Seyfarth Synopsis: Massachusetts Attorney General steps up enforcement of Massachusetts "ban-the-box" law citing 19 businesses for asking impermissible questions about an applicant's criminal history on an employment application.
Last week, Attorney General Maura Healey announced that she had cited 19 businesses for violation of the state's ban-the-box law. This law prohibits employers from asking job applicants about their criminal history on initial employment applications, subject to very limited exceptions. The AG announced a similar round of enforcement action in May 2018 that included the investigation of over 70 Massachusetts employers and resulted in 21 citations. Of that group, 4 employers were fined $5,000 and were required to enter into an agreement with the AG's office.
The current round of enforcement action targeted a wide range of businesses including a national clothing retailer, several restaurants, a product design and manufacturing company, grocery store, hardware store, liquor store, and shipping service. The AG entered into agreements with two of the larger companies. As part of those agreements, the Companies were fined $5,000 and were required to alter their application process to comply with the law's requirements. The AG's office sent letters to the other 17 employers warning them that their employment applications contained improper questions in violation of the law and requiring them to come into compliance immediately. The improper questions contained in the applications included whether the applicant (1) had ever been convicted of violating the law, (2) had ever been convicted of a felony, and (3) had ever been convicted of a felony or misdemeanor other than a minor traffic violation. Since issuing these letters, all 17 employers have confirmed compliance with the law.

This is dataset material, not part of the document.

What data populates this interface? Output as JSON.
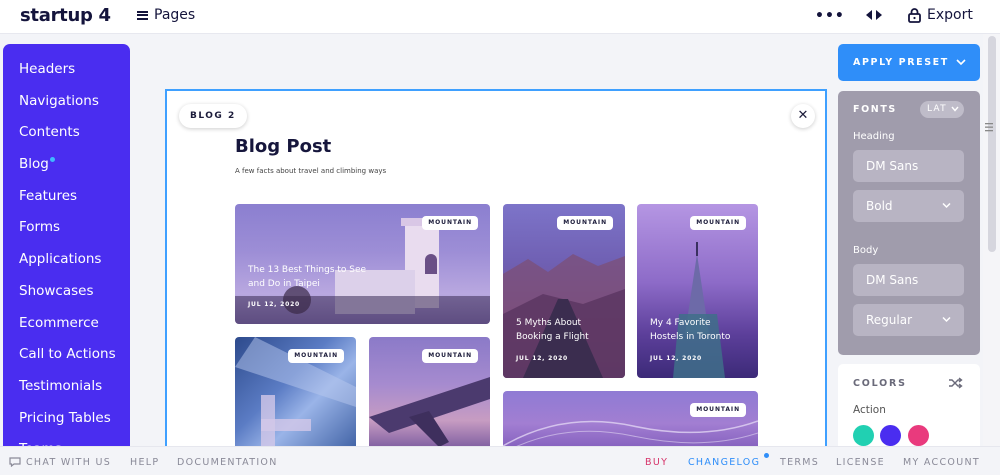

In addition to prohibiting employers from including criminal history inquiries on an initial employment application, MA law prohibits employers from asking applicants (either verbally or in writing) about certain criminal history at any time during the application process or employment. This prohibition includes questions about: (1) an arrest, detention, or disposition in which no conviction resulted, (2) a first conviction for any of the following misdemeanors: drunkenness, simple assault, speeding minor traffic violations, affray or disturbance of the peace, or (3) any misdemeanor conviction where the date of conviction or completion of a period of incarceration, occurred 5 or more years prior. Changes to the CORI law in October 2018 imposed additional requirements on employers to include a detailed statement about expunged records on any form that seeks information about an applicant's criminal history, in addition to a statement about sealed records that has long been required.
The AG's announcement noted the goal of the 2010 CORI law was to address high unemployment and barriers to re-entry for people with criminal records by improving their access to employment opportunities. AG Healey stated that "[t]oo many people who have paid their debt to society still face barriers to even landing an interview. These actions are an effort to give all job applicants a fair chance." These enforcement actions are a continued effort by the AG's office to educate residents and businesses about the law and to ensure that a person's CORI is not used improperly to deny employment.
The AG's enforcement action serves as a reminder for employers to review their employment applications, hiring-related documents, and hiring process to ensure compliance with the law.